Read for the RIP IV and Patricia A. McKillip Challenges.
“She opened her drawing pad and sat there, drawing the stairs she remembered from her dream. They began in the tide, each ebbing wave revealing another step, and then another. As she drew, the mists overhead blew inland and sunlight streaked the water. She made the steps out of pearls and kelp leaf, coral, scallop shells, the first step visible where the first wave broke, and the others sloping down, while the waves scrolled above them. As they descended into deep water, she drew kelp forests and seals and perch, sharks, the great winged rays, the whales that swam along her path. On the top step, she drew the sea hare.
She looked up then, and saw the light glistening, breaking, glistening on something that the waves, stroke by stroke, were excavating like a lost city from the sand. She dropped paper and pen and ran, leaping off the rocks into the shallow surf, splashing through tide, deeper and deeper until she reached the first white step.”
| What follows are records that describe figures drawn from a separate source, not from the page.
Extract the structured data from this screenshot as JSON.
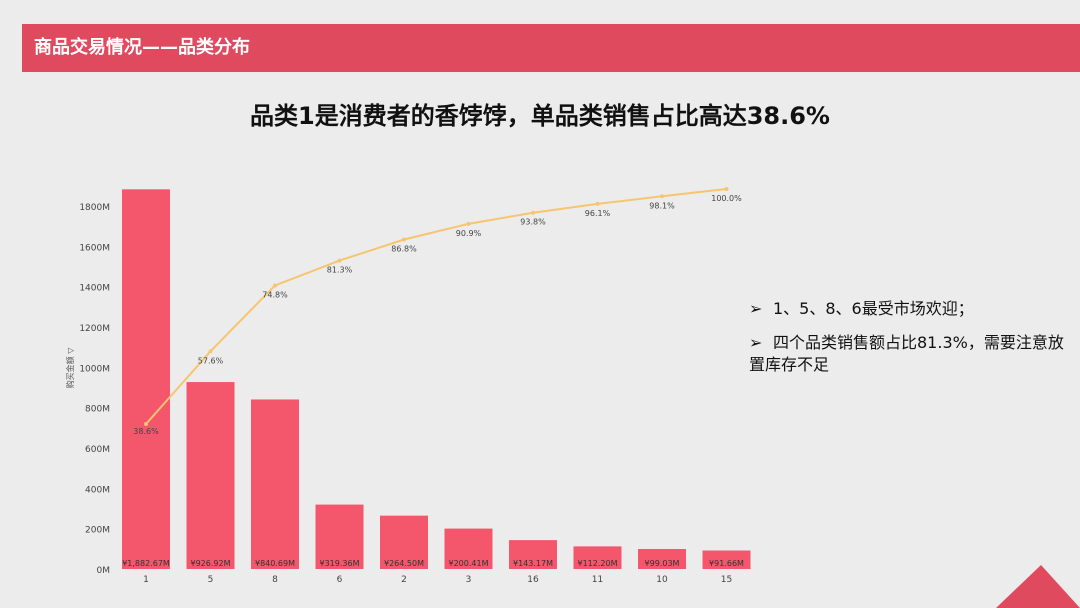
{
  "header": {
    "title": "商品交易情况——品类分布",
    "color": "#e04a5f"
  },
  "headline": "品类1是消费者的香饽饽，单品类销售占比高达38.6%",
  "bullets": [
    {
      "marker": "➢",
      "text": "1、5、8、6最受市场欢迎；"
    },
    {
      "marker": "➢",
      "text": "四个品类销售额占比81.3%，需要注意放置库存不足"
    }
  ],
  "chart_data": {
    "type": "bar",
    "ylabel": "购买金额 ▽",
    "ylim": [
      0,
      1800
    ],
    "yticks": [
      0,
      200,
      400,
      600,
      800,
      1000,
      1200,
      1400,
      1600,
      1800
    ],
    "ytick_labels": [
      "0M",
      "200M",
      "400M",
      "600M",
      "800M",
      "1000M",
      "1200M",
      "1400M",
      "1600M",
      "1800M"
    ],
    "categories": [
      "1",
      "5",
      "8",
      "6",
      "2",
      "3",
      "16",
      "11",
      "10",
      "15"
    ],
    "values": [
      1882.67,
      926.92,
      840.69,
      319.36,
      264.5,
      200.41,
      143.17,
      112.2,
      99.03,
      91.66
    ],
    "bar_labels": [
      "¥1,882.67M",
      "¥926.92M",
      "¥840.69M",
      "¥319.36M",
      "¥264.50M",
      "¥200.41M",
      "¥143.17M",
      "¥112.20M",
      "¥99.03M",
      "¥91.66M"
    ],
    "cumulative_pct": [
      38.6,
      57.6,
      74.8,
      81.3,
      86.8,
      90.9,
      93.8,
      96.1,
      98.1,
      100.0
    ],
    "cumulative_labels": [
      "38.6%",
      "57.6%",
      "74.8%",
      "81.3%",
      "86.8%",
      "90.9%",
      "93.8%",
      "96.1%",
      "98.1%",
      "100.0%"
    ],
    "bar_color": "#f4566b",
    "line_color": "#f6c56e",
    "grid": false
  }
}
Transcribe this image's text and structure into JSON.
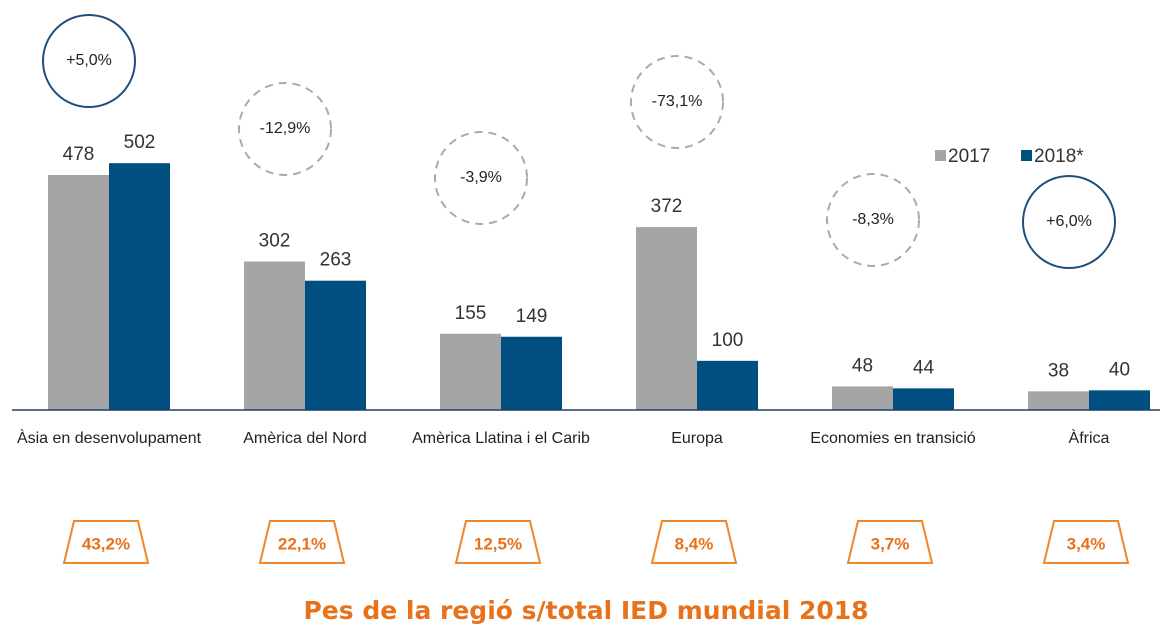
{
  "chart_data": {
    "type": "bar",
    "categories": [
      "Àsia en desenvolupament",
      "Amèrica del Nord",
      "Amèrica Llatina i el Carib",
      "Europa",
      "Economies en transició",
      "Àfrica"
    ],
    "series": [
      {
        "name": "2017",
        "color": "#a5a5a5",
        "values": [
          478,
          302,
          155,
          372,
          48,
          38
        ]
      },
      {
        "name": "2018*",
        "color": "#004f80",
        "values": [
          502,
          263,
          149,
          100,
          44,
          40
        ]
      }
    ],
    "ylim": [
      0,
      600
    ],
    "changes": {
      "values": [
        5.0,
        -12.9,
        -3.9,
        -73.1,
        -8.3,
        6.0
      ],
      "value_labels": [
        "+5,0%",
        "-12,9%",
        "-3,9%",
        "-73,1%",
        "-8,3%",
        "+6,0%"
      ]
    },
    "share_title": "Pes de la regió s/total IED mundial 2018",
    "shares": {
      "values": [
        43.2,
        22.1,
        12.5,
        8.4,
        3.7,
        3.4
      ],
      "value_labels": [
        "43,2%",
        "22,1%",
        "12,5%",
        "8,4%",
        "3,7%",
        "3,4%"
      ]
    }
  }
}
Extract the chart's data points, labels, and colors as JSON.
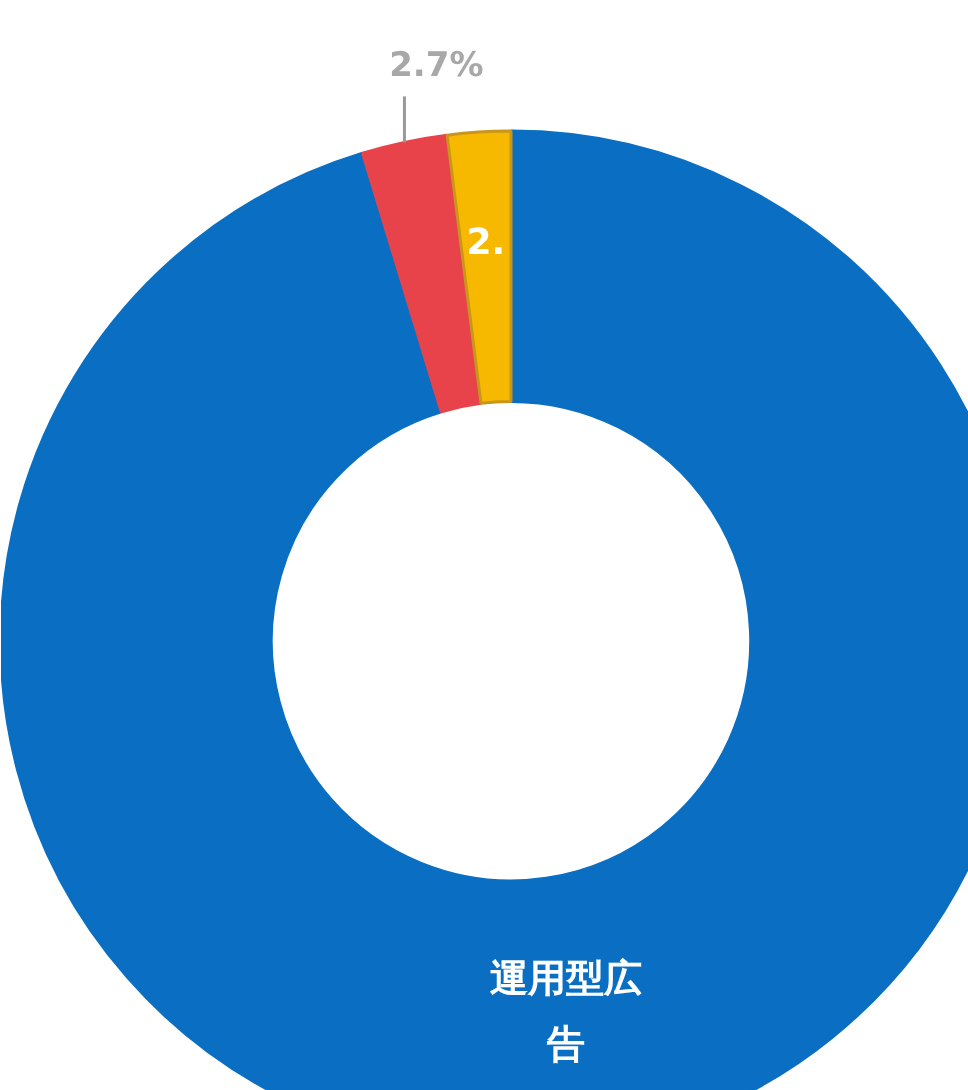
{
  "chart_data": {
    "type": "donut",
    "categories": [
      "運用型広告",
      null,
      null
    ],
    "values": [
      95.3,
      2.7,
      2.0
    ],
    "colors": [
      "#0a6fc2",
      "#e8434a",
      "#f7b900"
    ],
    "value_labels": [
      null,
      "2.7%",
      "2."
    ]
  }
}
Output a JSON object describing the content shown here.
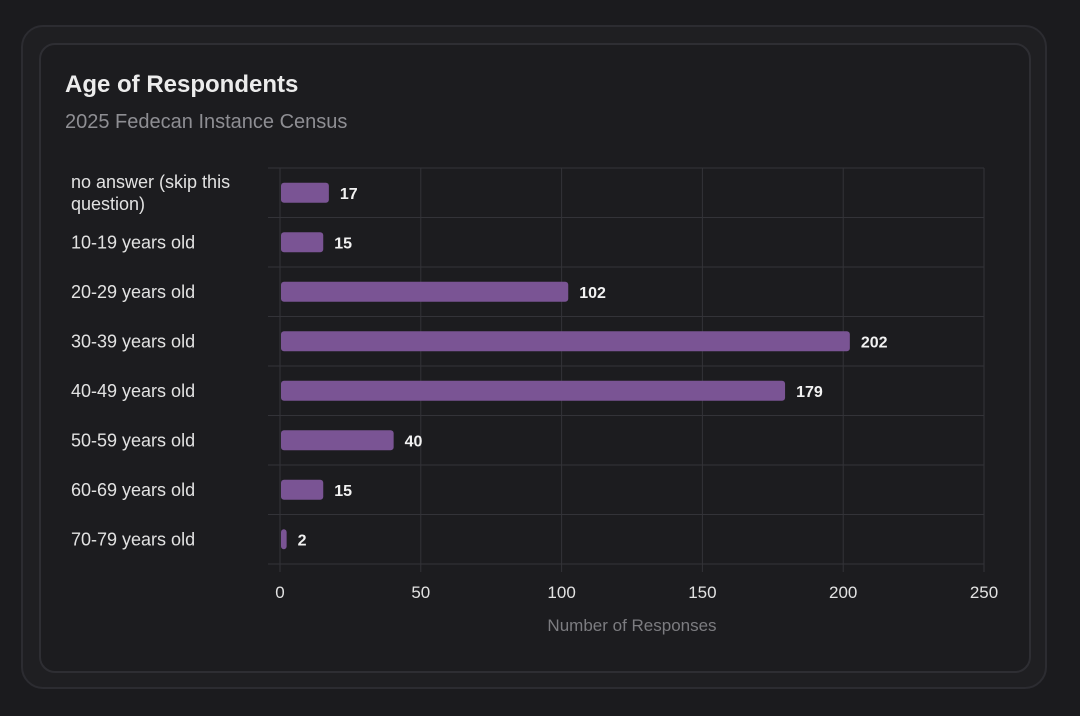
{
  "card": {
    "title": "Age of Respondents",
    "subtitle": "2025 Fedecan Instance Census"
  },
  "colors": {
    "bar": "#7a5494",
    "grid": "#333338",
    "background": "#1c1c1f"
  },
  "chart_data": {
    "type": "bar",
    "orientation": "horizontal",
    "title": "Age of Respondents",
    "subtitle": "2025 Fedecan Instance Census",
    "categories": [
      [
        "no answer (skip this",
        "question)"
      ],
      [
        "10-19 years old"
      ],
      [
        "20-29 years old"
      ],
      [
        "30-39 years old"
      ],
      [
        "40-49 years old"
      ],
      [
        "50-59 years old"
      ],
      [
        "60-69 years old"
      ],
      [
        "70-79 years old"
      ]
    ],
    "values": [
      17,
      15,
      102,
      202,
      179,
      40,
      15,
      2
    ],
    "xlabel": "Number of Responses",
    "ylabel": "",
    "xlim": [
      0,
      250
    ],
    "xticks": [
      0,
      50,
      100,
      150,
      200,
      250
    ],
    "grid": true,
    "data_labels": true
  }
}
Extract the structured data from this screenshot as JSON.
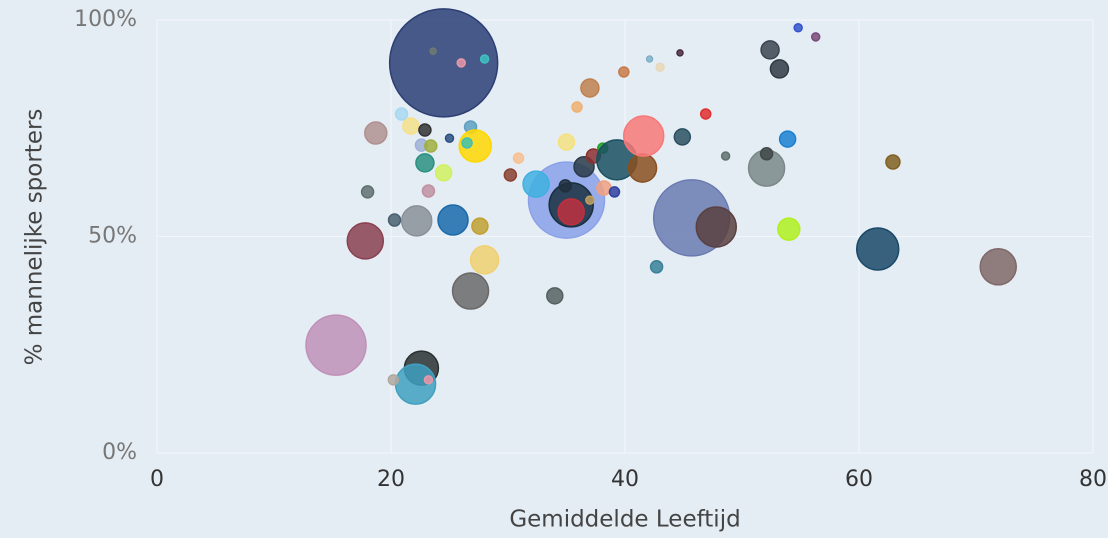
{
  "chart_data": {
    "type": "scatter",
    "x_label": "Gemiddelde Leeftijd",
    "y_label": "% mannelijke sporters",
    "xlim": [
      0,
      80
    ],
    "xticks": [
      0,
      20,
      40,
      60,
      80
    ],
    "ylim": [
      0,
      100
    ],
    "yticks": [
      {
        "value": 0,
        "label": "0%"
      },
      {
        "value": 50,
        "label": "50%"
      },
      {
        "value": 100,
        "label": "100%"
      }
    ],
    "grid": true,
    "x": [
      24.5,
      23.6,
      26.0,
      28.0,
      54.8,
      56.3,
      52.4,
      53.2,
      44.7,
      42.1,
      43.0,
      39.9,
      37.0,
      35.9,
      20.9,
      18.7,
      21.7,
      22.9,
      25.0,
      26.8,
      22.6,
      23.4,
      27.2,
      26.5,
      22.9,
      24.5,
      23.2,
      18.0,
      20.3,
      22.2,
      25.3,
      27.6,
      17.8,
      28.0,
      26.8,
      15.3,
      22.6,
      22.1,
      23.2,
      20.2,
      34.0,
      35.0,
      35.4,
      35.4,
      32.4,
      35.0,
      30.9,
      30.2,
      34.9,
      36.5,
      37.3,
      38.1,
      39.3,
      41.5,
      41.6,
      38.2,
      39.1,
      37.0,
      44.9,
      46.9,
      48.6,
      45.7,
      47.8,
      42.7,
      52.1,
      52.1,
      53.9,
      54.0,
      62.9,
      61.6,
      71.9
    ],
    "values": [
      90.1,
      92.8,
      90.1,
      91.0,
      98.2,
      96.1,
      93.1,
      88.7,
      92.4,
      91.0,
      89.1,
      88.0,
      84.3,
      79.9,
      78.3,
      73.9,
      75.5,
      74.6,
      72.7,
      75.3,
      71.1,
      70.9,
      70.9,
      71.6,
      67.0,
      64.7,
      60.5,
      60.3,
      53.8,
      53.6,
      53.8,
      52.4,
      49.0,
      44.6,
      37.4,
      24.9,
      19.6,
      15.9,
      16.9,
      16.9,
      36.3,
      58.4,
      57.3,
      55.7,
      62.1,
      71.8,
      68.1,
      64.2,
      61.7,
      66.1,
      68.6,
      70.4,
      67.7,
      65.8,
      73.2,
      61.2,
      60.3,
      58.4,
      73.0,
      78.3,
      68.6,
      54.3,
      52.2,
      43.0,
      65.8,
      69.1,
      72.5,
      51.7,
      67.2,
      47.1,
      43.0
    ],
    "sizes": [
      54,
      3,
      4,
      4,
      4,
      4,
      9,
      9,
      3,
      3,
      4,
      5,
      9,
      5,
      6,
      11,
      8,
      6,
      4,
      6,
      6,
      6,
      16,
      5,
      9,
      8,
      6,
      6,
      6,
      15,
      15,
      8,
      18,
      14,
      18,
      30,
      17,
      20,
      4,
      5,
      8,
      38,
      22,
      13,
      13,
      8,
      5,
      6,
      6,
      10,
      7,
      5,
      20,
      14,
      20,
      7,
      5,
      4,
      8,
      5,
      4,
      38,
      20,
      6,
      18,
      6,
      8,
      11,
      7,
      21,
      18
    ],
    "colors": [
      "#2c3e74",
      "#707a70",
      "#e898a8",
      "#40c0c0",
      "#3355cc",
      "#7a4a7a",
      "#3a4450",
      "#2f3a44",
      "#4a2a40",
      "#80b0c8",
      "#e8d8b8",
      "#c87a4a",
      "#c08050",
      "#f0b070",
      "#a8d8f0",
      "#b09090",
      "#f5e08a",
      "#333333",
      "#2a5080",
      "#5fa0c0",
      "#a0b0d8",
      "#a0b040",
      "#ffd700",
      "#40c0b0",
      "#2a9080",
      "#d0f060",
      "#c090a0",
      "#607070",
      "#4a6070",
      "#8a9098",
      "#1a6aaa",
      "#c0a030",
      "#8a4050",
      "#f0d070",
      "#6a6868",
      "#c090b8",
      "#2a3030",
      "#40a0c0",
      "#e898a8",
      "#b0a8a0",
      "#556060",
      "#8aa0e8",
      "#1a3040",
      "#c03040",
      "#40b0e0",
      "#f5e080",
      "#f8c090",
      "#8a4030",
      "#203040",
      "#2a3a48",
      "#8a3030",
      "#20a020",
      "#1a5060",
      "#8a5020",
      "#f87878",
      "#f0a080",
      "#3040a0",
      "#c0a060",
      "#2a5060",
      "#e03030",
      "#607070",
      "#6a7ab0",
      "#5a4040",
      "#3a8098",
      "#7a8888",
      "#404848",
      "#1a80d0",
      "#b0f020",
      "#806020",
      "#1a4868",
      "#806868"
    ]
  }
}
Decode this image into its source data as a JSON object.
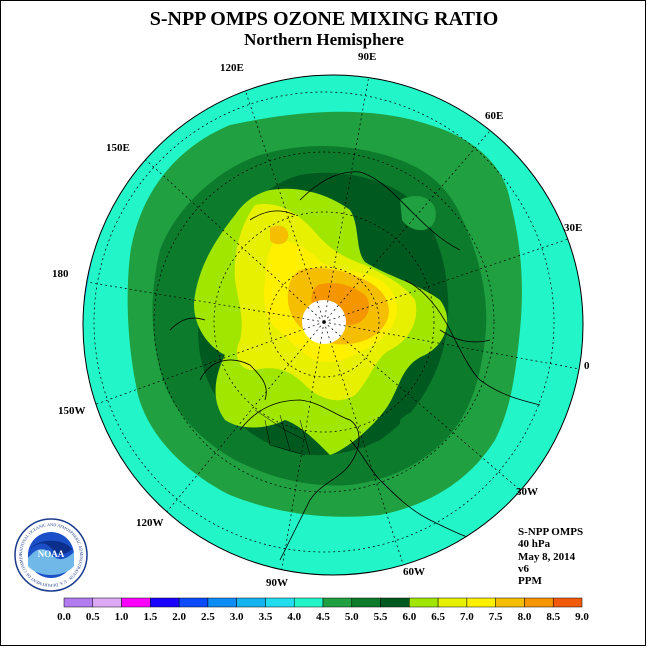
{
  "header": {
    "title": "S-NPP OMPS OZONE MIXING RATIO",
    "subtitle": "Northern Hemisphere"
  },
  "map": {
    "projection": "polar stereographic, north pole",
    "longitude_labels": [
      "90E",
      "60E",
      "30E",
      "0",
      "30W",
      "60W",
      "90W",
      "120W",
      "150W",
      "180",
      "150E",
      "120E"
    ]
  },
  "info": {
    "instrument": "S-NPP OMPS",
    "level": "40 hPa",
    "date": "May 8, 2014",
    "version": "v6",
    "units": "PPM"
  },
  "colorbar": {
    "ticks": [
      "0.0",
      "0.5",
      "1.0",
      "1.5",
      "2.0",
      "2.5",
      "3.0",
      "3.5",
      "4.0",
      "4.5",
      "5.0",
      "5.5",
      "6.0",
      "6.5",
      "7.0",
      "7.5",
      "8.0",
      "8.5",
      "9.0"
    ],
    "colors": [
      "#b27bf0",
      "#dcaaf5",
      "#ff00ff",
      "#1a00ff",
      "#0a4bff",
      "#0c8cf5",
      "#14b4f0",
      "#22dcf0",
      "#22f5c8",
      "#20a040",
      "#0c7c2c",
      "#005a20",
      "#a0e600",
      "#e6f000",
      "#fff000",
      "#f5be00",
      "#f59600",
      "#f05a0a",
      "#eb0000",
      "#8c5a3c"
    ]
  },
  "logo": {
    "text": "NOAA",
    "ring_text": "NATIONAL OCEANIC AND ATMOSPHERIC ADMINISTRATION · U.S. DEPARTMENT OF COMMERCE"
  }
}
Megan and Jonah live together by the sea. He runs a shop and finds fossils at the seashore, and she draws seascapes that he sells in his shop. On the day that Megan meets a man named Adam, who brings the most beautiful jewelry to the shop that they have ever seen, Jonah hears the song of a strange women and is entranced by it. These two strangers are more than they appear, and before long, Jonah is trapped beneath the sea by a mermaid’s song, and Megan must rescue him.
This is the first McKillip book I’ve read that’s set in the present day. While the language is as beautiful as I expect from any McKillip book, the story over all came across as unexpectedly preachy. Understand, I love the ocean. I’ve lived by it all my life (though by the Atlantic, and she clearly describes the Pacific), and I worry about what we humans are doing to the ocean. This book ended up as a demand to work to fix what humans have done to the ocean, and while I’m completely sympathetic to that idea, there was something about that ending that just didn’t jive with me, and I’m surprised by that. It’s still a lovely book, but as a Patricia McKillip fan, there’s something missing that I expect to find from her, and that ultimately lessened my enjoyment of the book. I’d still recommend it, but with strange reservations.
I'm a big fan of her work and am sorry to hear that this one is heavy handed on the message. I don't mind a message in a book, but I prefer it to be more subtle, especially when it comes to environmental issues. Stories that preach the message to heavily end up being very one-sided and tend to frustrate me. Thanks for the honest review.